Il y a quelques semaines, des pirates informatiques ont réussi à infiltrer les serveurs de l’unité de recherche de l’université East Anglia (Hadley CRU), une des principales sources du Groupe d’experts intergouvernemental sur l’évolution du climat (GIEC). Ce qu’ils y ont trouvé est ahurissant: plus d’un millier de courriels et de documents entre scientifiques, où plusieurs ont reconnu avoir soit manipulé les données, caché des résultats, ont fait preuve de collusion, de l’exagération du réchauffement climatique, d’une possible destruction de données embarrassantes ou ont émis de sérieux doutes sur la validité des arguments sur le réchauffement actuel de la planète. Bref, on y voit la preuve d’un complot, n’en déplaise à ceux qui croient que le mot « complot » n’a été inventé que pour noircir une page du dictionnaire.

climagate

Ces courriels sont une mine d’information utile. Deux courts extraits:

« Je viens de compléter le truc de Mike dans le Nature d’augmenter les températures de chaque séries de données des 20 dernières années (e.g.: depuis 1981) et depuis 1961 de la part de Keith pour camoufler le déclin [de la température]. »

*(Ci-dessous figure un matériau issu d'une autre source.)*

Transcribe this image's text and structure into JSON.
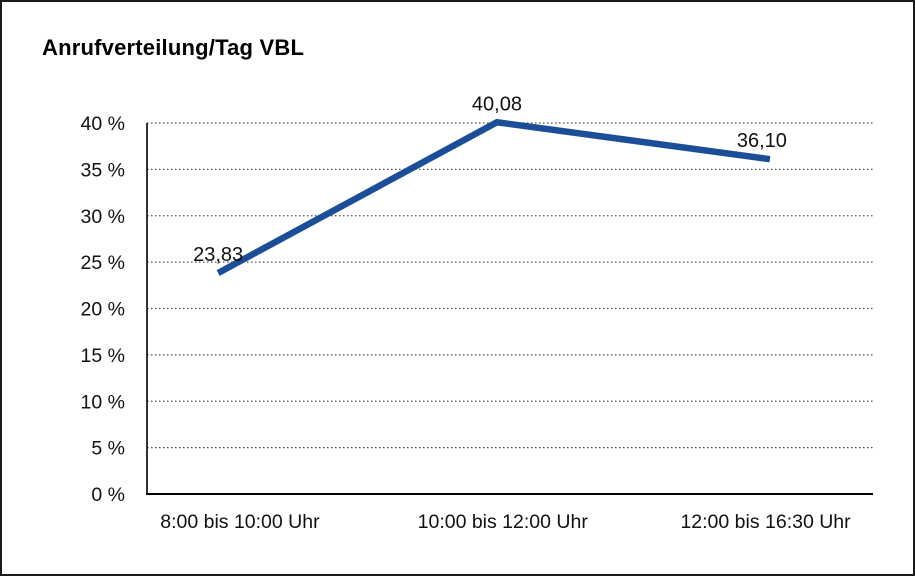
{
  "chart_data": {
    "type": "line",
    "title": "Anrufverteilung/Tag VBL",
    "categories": [
      "8:00 bis 10:00 Uhr",
      "10:00 bis 12:00 Uhr",
      "12:00 bis 16:30 Uhr"
    ],
    "series": [
      {
        "values": [
          23.83,
          40.08,
          36.1
        ],
        "point_labels": [
          "23,83",
          "40,08",
          "36,10"
        ],
        "color": "#1c4e97"
      }
    ],
    "xlabel": "",
    "ylabel": "",
    "ylim": [
      0,
      40
    ],
    "y_ticks": [
      0,
      5,
      10,
      15,
      20,
      25,
      30,
      35,
      40
    ],
    "y_tick_labels": [
      "0 %",
      "5 %",
      "10 %",
      "15 %",
      "20 %",
      "25 %",
      "30 %",
      "35 %",
      "40 %"
    ],
    "grid": "horizontal-dotted",
    "legend": "none",
    "axis_color": "#000000",
    "grid_color": "#4d4d4d",
    "text_color": "#111111"
  }
}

« La vérité est qu’on ne peut expliquer ou travestir le manque de réchauffement actuel. Les données de CERES publiées dans le supplément BAMS 09 de 2008 démontrent qu’il devrait y avoir davantage de réchauffement: les donnée sont sûrement mauvaises. Notre système d’observation est inadéquat. »

Dans les courriels plus récents, on y lit également des scientifiques se demander où peut être la chaleur, actuellement. Ainsi, Kevin Trenberth, une sommité ayant partagé un prix Nobel en 2007, se demande: « Nous ne sommes pas près d’un équilibre de la balance énergétique. La vérité est que nous ne pouvons pas expliquer ce qui se produit dans le système climatique et cela rend toute considération de géoingénierie tout à fait sans espoir alors que nous ne pourrons jamais être en mesure de dire si c’est un succès ou non. C’est une vraie blague! »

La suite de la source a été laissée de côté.